Shareholders have sold up this week, resulting in the share price falling from 65c to 44.5c.
Mander said investors
should be wary of buying into any company with major shareholders which did not have an independent board.
Investors in the company now have the option of selling or sticking with it to see how the new directors pan out.
But investors will no doubt be wanting information on how independent the nominated directors are.
Mander said he wanted to see details of the proposed directors’ qualifications in the notice of meeting and a clear statement about why they were independent.
As to how the issue between the major shareholders is resolved, that could require one to sell out, and with the share price having been dramatically reduced, that will no doubt be less attractive.
Infratil action
In an unusual situation, Infratil was a seller and a buyer this week when it came to the sale
of Vodafone’s cell tower assets.
Infratil owns 49.95 per cent of Vodafone NZ, which sold its cell tower network for
$1.7 billion.
But it was also part of the consortium buying a 20 per cent stake.
While the sale price is seen as fair and on par with Spark’s recent sale of its towers, some Infratil investors have been left scratching their heads over why Infratil would want to be a direct investor in the tower assets.
In a note this week, Jarden analyst Neville Gluyas pointed to the high multiple achieved in the sale price but said investors may be less convinced by Infratil’s direct purchase of the 20 per cent stake for about 340m.

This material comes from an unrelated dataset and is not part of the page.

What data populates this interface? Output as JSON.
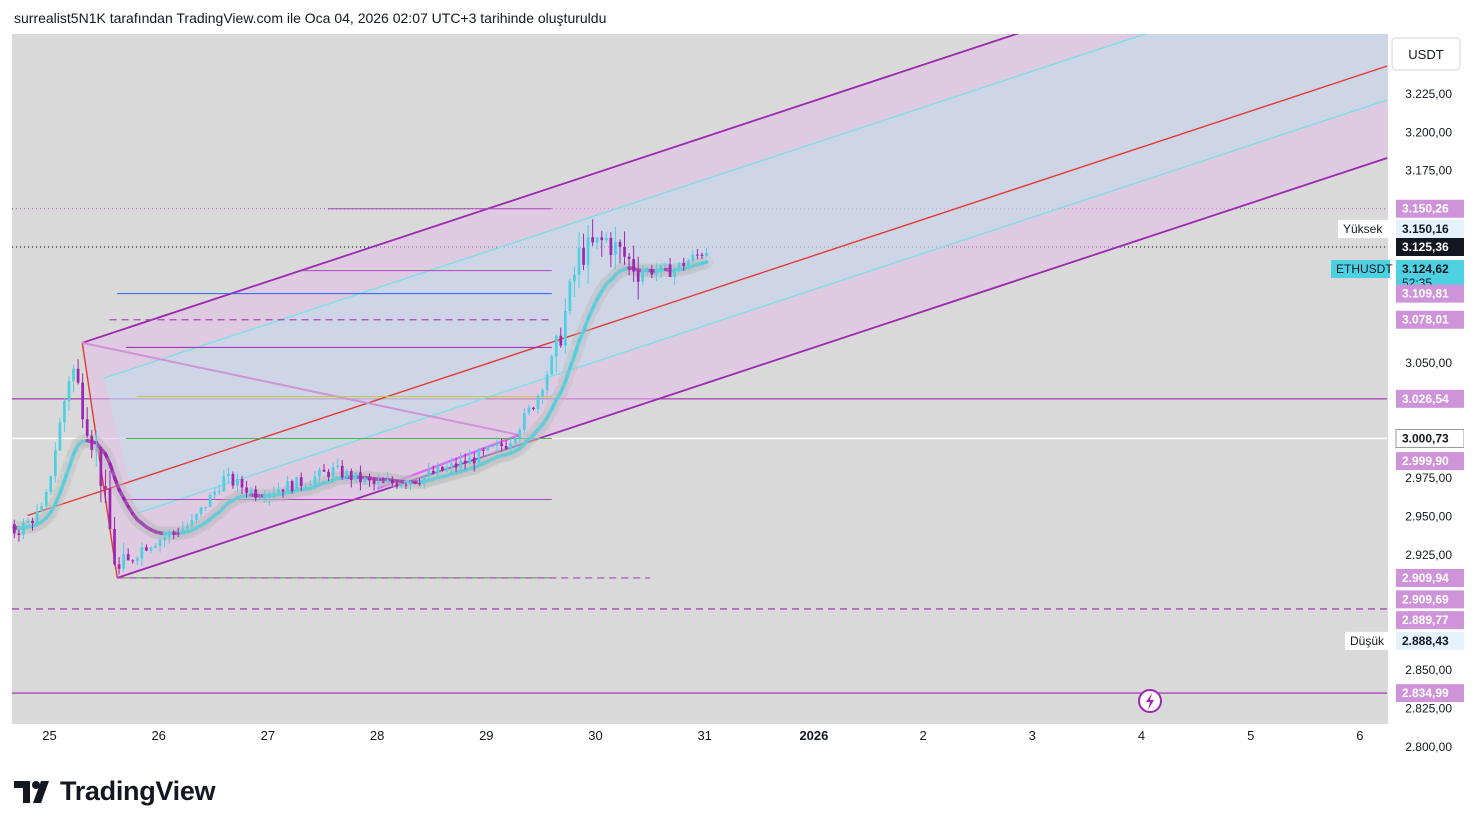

“A high 33.8x multiple can perhaps be rationalised by assuming an ultra-low cost of capital plus future growth from shared tenancy and more towers, but Infratil is not typically regarded as targeting ultra-low returns.”
The NZSA’S Mander said there was no doubt the sale of the tower business was good for Infratil investors, but he was curious about the 20 per cent direct stake in the company that had bought the towers.
“They are both seller and buyer essentially.
“But the fact that the value of the deal is at a similar level to the Spark sale late last week. I’ve got no doubt it’s an appropriate price.”
An Infratil spokeswoman said buying the 20 per cent stake was not a condition of the sale.
“Infratil chose to retain a position in the Towerco business which it already owns through Vodafone NZ.
“Part of the reason we liked Vodafone as an investment was its exposure to this embedded infrastructure, so retaining some of that exposure is consistent with our original investment thesis.”